To return to an idea I broached in yesterday's post, I think I will set out to read and write summaries of pieces from the San Antonio Express-News, to which my wife and I subscribe. As I've noted, my wife and I take the paper for our continued edification, and I regard it as a way to stay connected to a community of which I am tangentially part; I did my undergrad in San Antonio, and I've worked in the city since 2016, if mostly on a part-time basis. My brother and his family live there, as well. As such, I've got something of a stake in what goes on the Alamo City; reading its newspaper makes sense for me to do, and engaging its materials overtly helps me do a better job of doing that.
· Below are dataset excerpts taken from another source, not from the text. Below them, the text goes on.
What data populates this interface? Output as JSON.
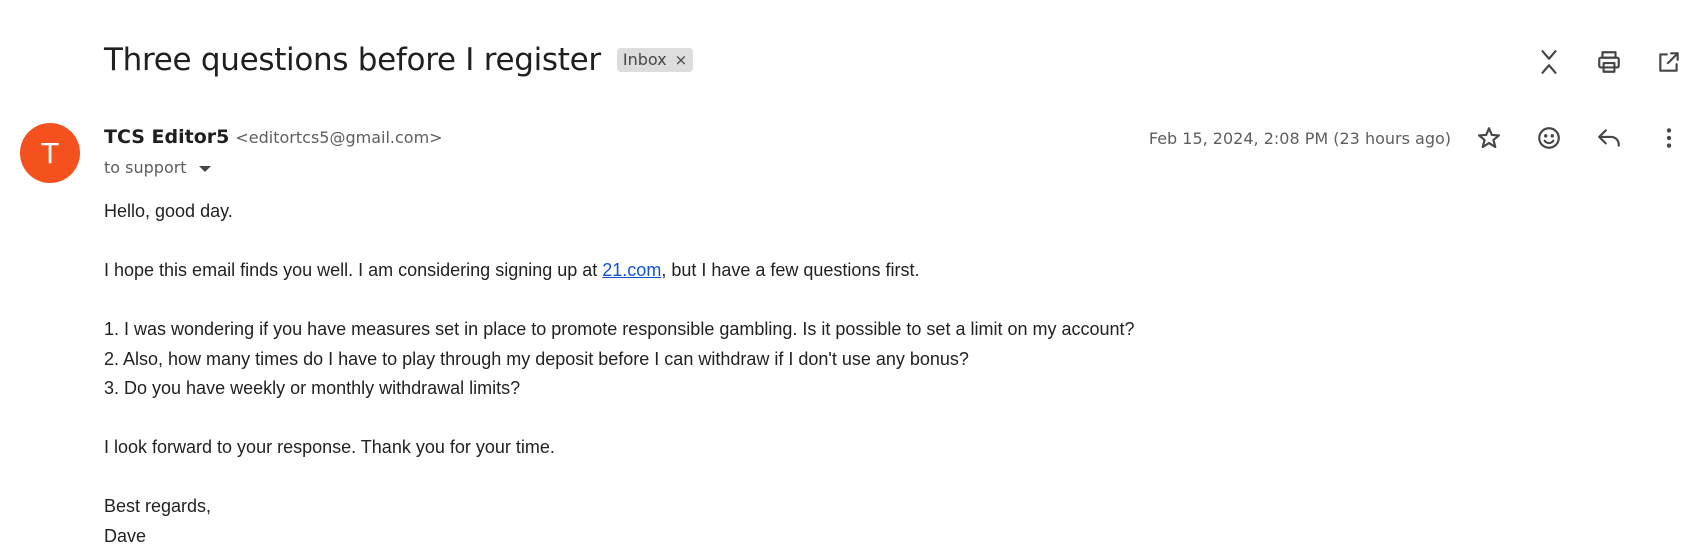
{
  "email": {
    "subject": "Three questions before I register",
    "label": "Inbox",
    "label_close": "×",
    "sender": {
      "initial": "T",
      "name": "TCS Editor5",
      "email": "<editortcs5@gmail.com>",
      "avatar_color": "#f4511e"
    },
    "to": "to support",
    "date": "Feb 15, 2024, 2:08 PM (23 hours ago)",
    "body": {
      "greeting": "Hello, good day.",
      "intro_before": "I hope this email finds you well. I am considering signing up at ",
      "intro_link": "21.com",
      "intro_after": ", but I have a few questions first.",
      "q1": "1. I was wondering if you have measures set in place to promote responsible gambling. Is it possible to set a limit on my account?",
      "q2": "2. Also, how many times do I have to play through my deposit before I can withdraw if I don't use any bonus?",
      "q3": "3. Do you have weekly or monthly withdrawal limits?",
      "closing": "I look forward to your response. Thank you for your time.",
      "signoff": "Best regards,",
      "signature": "Dave"
    }
  },
  "icons": {
    "collapse": "collapse-all-icon",
    "print": "print-icon",
    "popout": "open-in-new-window-icon",
    "star": "star-icon",
    "emoji": "emoji-reaction-icon",
    "reply": "reply-icon",
    "more": "more-vertical-icon"
  },
  "colors": {
    "link": "#1155cc",
    "chip_bg": "#dddddd",
    "avatar": "#f4511e"
  }
}
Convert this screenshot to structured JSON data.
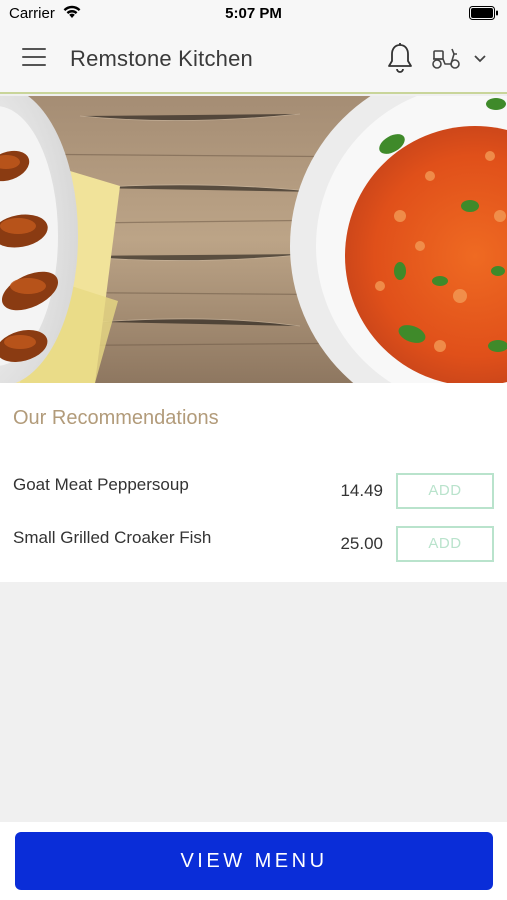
{
  "status_bar": {
    "carrier": "Carrier",
    "time": "5:07 PM",
    "wifi_icon": "wifi-icon",
    "battery_icon": "battery-icon"
  },
  "header": {
    "title": "Remstone Kitchen",
    "menu_icon": "hamburger-menu-icon",
    "bell_icon": "bell-icon",
    "delivery_icon": "scooter-icon",
    "dropdown_icon": "chevron-down-icon",
    "accent_border": "#c9d59a"
  },
  "hero": {
    "image": "food-banner-chicken-wings-and-jollof-rice"
  },
  "recommendations": {
    "title": "Our Recommendations",
    "items": [
      {
        "name": "Goat Meat Peppersoup",
        "price": "14.49",
        "action": "ADD"
      },
      {
        "name": "Small Grilled Croaker Fish",
        "price": "25.00",
        "action": "ADD"
      }
    ]
  },
  "footer": {
    "view_menu_label": "VIEW MENU",
    "button_color": "#0a2dd8"
  }
}
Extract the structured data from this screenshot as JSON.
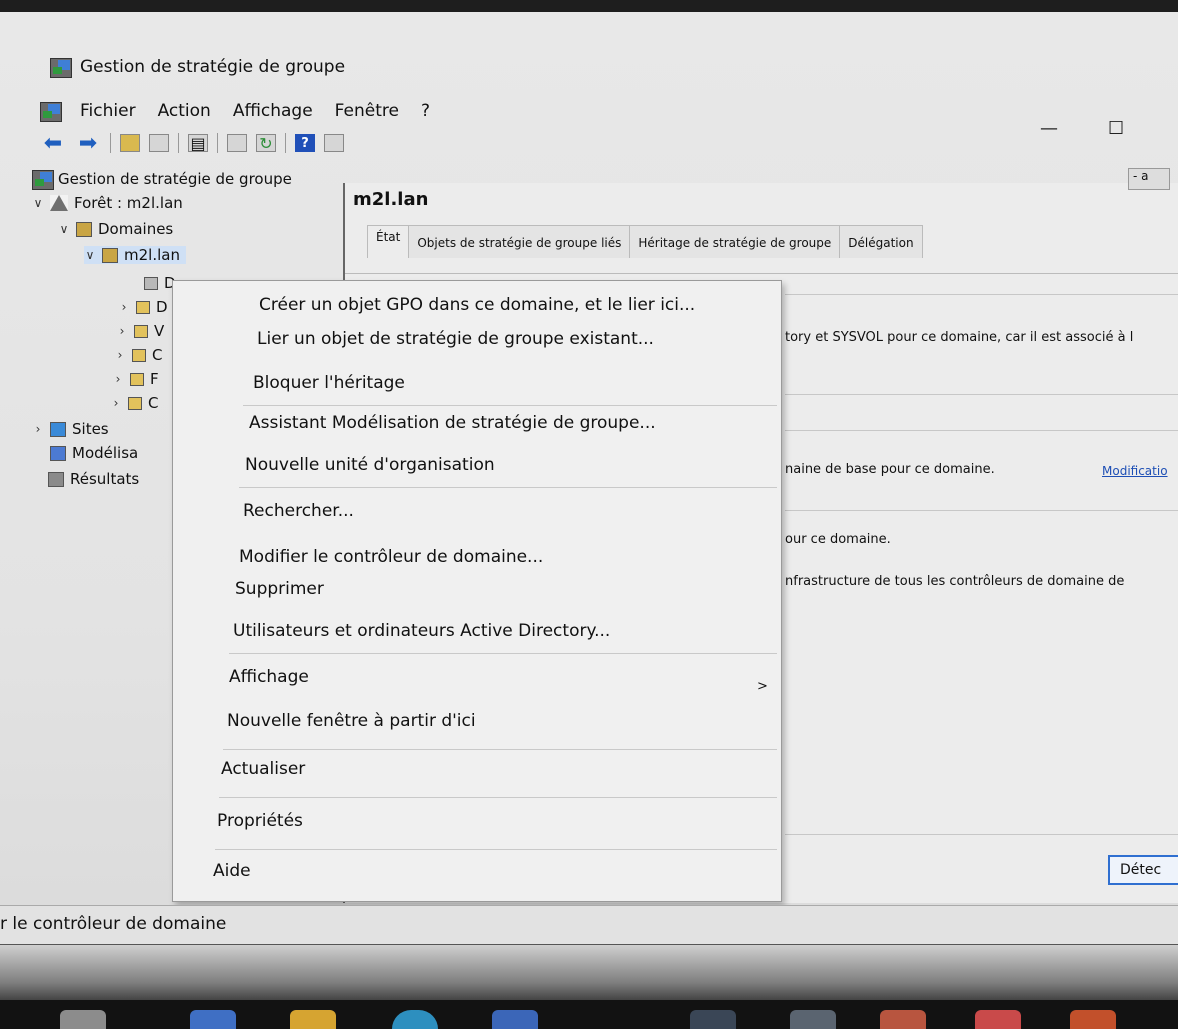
{
  "window": {
    "title": "Gestion de stratégie de groupe",
    "controls": {
      "minimize": "—",
      "maximize": "☐"
    }
  },
  "menubar": {
    "items": [
      "Fichier",
      "Action",
      "Affichage",
      "Fenêtre",
      "?"
    ]
  },
  "toolbar": {
    "buttons": [
      "back-arrow",
      "forward-arrow",
      "up-folder",
      "show-tree",
      "properties",
      "export",
      "refresh",
      "help",
      "mmc-view"
    ]
  },
  "tree": {
    "root": "Gestion de stratégie de groupe",
    "forest": "Forêt : m2l.lan",
    "domains": "Domaines",
    "domain": "m2l.lan",
    "children": [
      "D",
      "D",
      "V",
      "C",
      "F",
      "C"
    ],
    "sites": "Sites",
    "modeling": "Modélisa",
    "results": "Résultats"
  },
  "rightpane": {
    "title": "m2l.lan",
    "tabs": [
      "État",
      "Objets de stratégie de groupe liés",
      "Héritage de stratégie de groupe",
      "Délégation"
    ],
    "lines": [
      "tory et SYSVOL pour ce domaine, car il est associé à l",
      "naine de base pour ce domaine.",
      "our ce domaine.",
      "nfrastructure de tous les contrôleurs de domaine de"
    ],
    "link": "Modificatio",
    "scroll_hint": "- a",
    "detect_button": "Détec"
  },
  "context_menu": {
    "items": [
      "Créer un objet GPO dans ce domaine, et le lier ici...",
      "Lier un objet de stratégie de groupe existant...",
      "Bloquer l'héritage",
      "Assistant Modélisation de stratégie de groupe...",
      "Nouvelle unité d'organisation",
      "Rechercher...",
      "Modifier le contrôleur de domaine...",
      "Supprimer",
      "Utilisateurs et ordinateurs Active Directory...",
      "Affichage",
      "Nouvelle fenêtre à partir d'ici",
      "Actualiser",
      "Propriétés",
      "Aide"
    ],
    "submenu_arrow": ">"
  },
  "statusbar": {
    "text": "r le contrôleur de domaine"
  },
  "colors": {
    "link": "#1e4fb5",
    "detect_border": "#2f6fd0",
    "toolbar_arrow": "#1f5fbf"
  }
}
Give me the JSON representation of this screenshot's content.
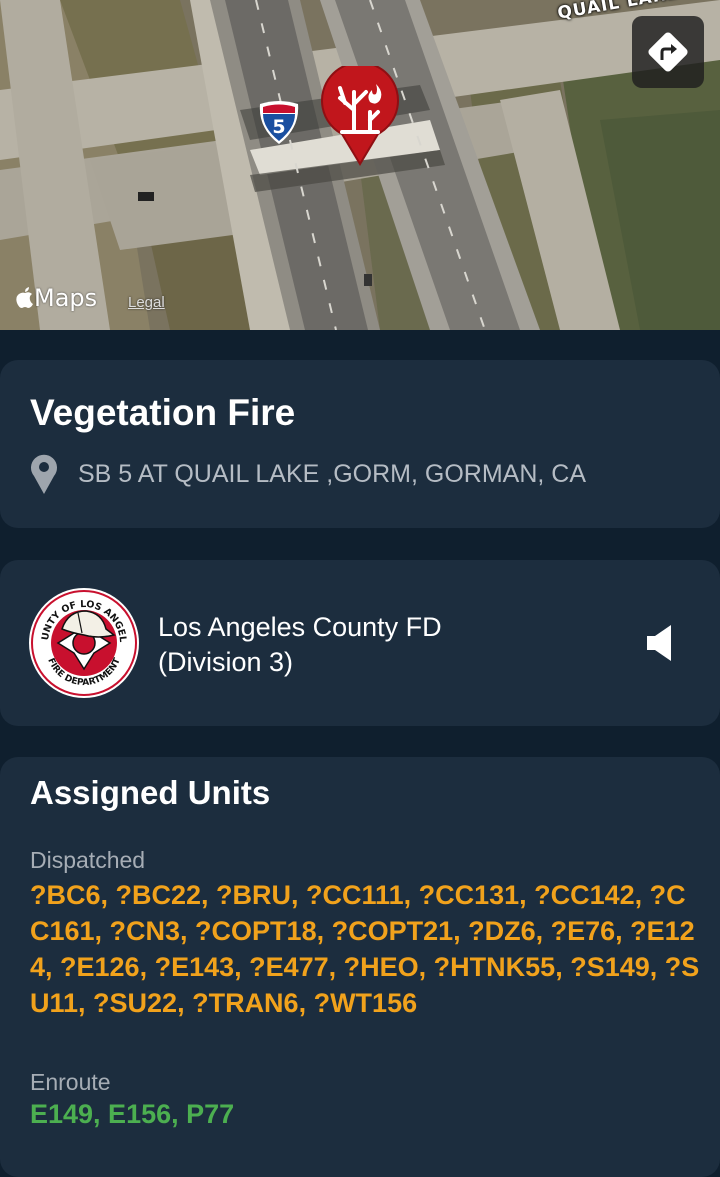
{
  "map": {
    "road_label": "QUAIL LAKE R",
    "shield_number": "5",
    "attribution": "Maps",
    "legal": "Legal",
    "directions_icon": "directions-turn-icon",
    "pin_icon": "vegetation-fire-pin-icon"
  },
  "incident": {
    "title": "Vegetation Fire",
    "address": "SB 5 AT QUAIL LAKE ,GORM, GORMAN, CA",
    "location_icon": "location-pin-icon"
  },
  "agency": {
    "name_line1": "Los Angeles County FD",
    "name_line2": "(Division 3)",
    "logo_top_text": "COUNTY OF LOS ANGELES",
    "logo_bottom_text": "FIRE DEPARTMENT",
    "speaker_icon": "speaker-icon"
  },
  "units": {
    "title": "Assigned Units",
    "dispatched_label": "Dispatched",
    "dispatched": "?BC6, ?BC22, ?BRU, ?CC111, ?CC131, ?CC142, ?CC161, ?CN3, ?COPT18, ?COPT21, ?DZ6, ?E76, ?E124, ?E126, ?E143, ?E477, ?HEO, ?HTNK55, ?S149, ?SU11, ?SU22, ?TRAN6, ?WT156",
    "enroute_label": "Enroute",
    "enroute": "E149, E156, P77"
  },
  "colors": {
    "background": "#0f1f2e",
    "card": "#1c2d3e",
    "dispatched": "#f1a21c",
    "enroute": "#4caf50",
    "pin": "#c1161c"
  }
}
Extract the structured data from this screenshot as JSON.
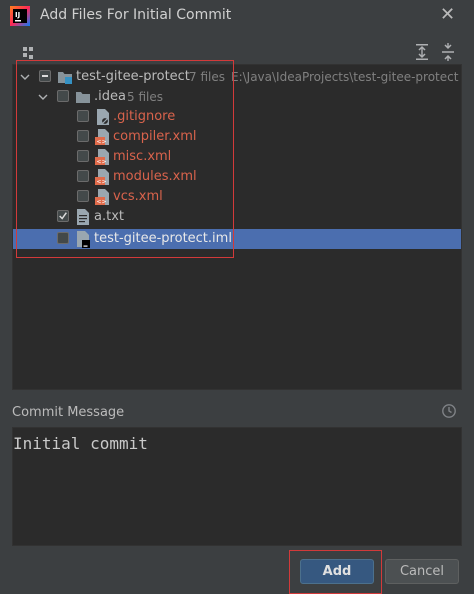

On 17 November 2018, the editors of the San Antonio Express-News published "If Frank Wing Is a 'Dungeon,' Why Does Bexar Keep People There?" in the online version of the newspaper as part of its Unequal Justice series. In the article, the editors question why the Frank D. Wing Municipal Court Building seems continuously used to house inmates for longer than the 18-hour stay they are supposed to have while awaiting magistration. The piece opens with a description of the facility before explicating the dire situation of those who find themselves housed overlong in it, especially the many facing mental health problems. Potential legal problems--lack of adequate hygiene facilities and too-public meetings between the accused and counsel--are noted, as is the background of using the facility as a holding space for those awaiting court proceedings. The editors note that attention to the issue has caused an at-least temporary easing of the problem, but that even with such attention, difficulties remain; a few comments on what a better situation might look like follow before the article closes with an uncomfortable question: "Why is it so hard for the city and county to work together on this" issue of fixing the magistration system?
In truth, it's a good question. The two local governments largely overlap; much or most of Bexar County is San Antonio, anyway, and while there are certainly political and interpersonal concerns to negotiate, the two governments, city and county, appear to my eye to be inextricably intertwined. San Antonio does much well; it certainly has a sense of quiet pride in its identity and its institutions, so it would make sense that it would want all of those things to be better than they are. And it knows they need to be; if attention to the issue has improved it, it can only be because the way things were absent that attention were agreed to be other than they ought to be.
The matter does appear to be as the authors identify it; those who are likely to be held are among the more vulnerable populations, suffering from mental health issues or poverty or both. They would seem to be like those with whom I work in my day job, people who have erred, certainly, but who in most cases err from ignorance or desperation and who, given a way out, take it and cling to it tightly. They are not, in many cases or most, bad people, and while those who have done wrong should atone for that wrong, mistreating them when they are not yet proven to have done that wrong only reinforces their desperation. If they are to be treated badly regardless of what they do or do not do, regardless of what they are told is the way things are and ought to be, then they have little or no incentive to act otherwise than they wish. If they are to be treated in ways the abridge even those protections that those who treat them so claim to have in place, if they are, in effect, to be lied to, why would they trust that things could be otherwise? And, ultimately, why are we, collectively, content to have those whom we employ lie--and to be made liars thereby?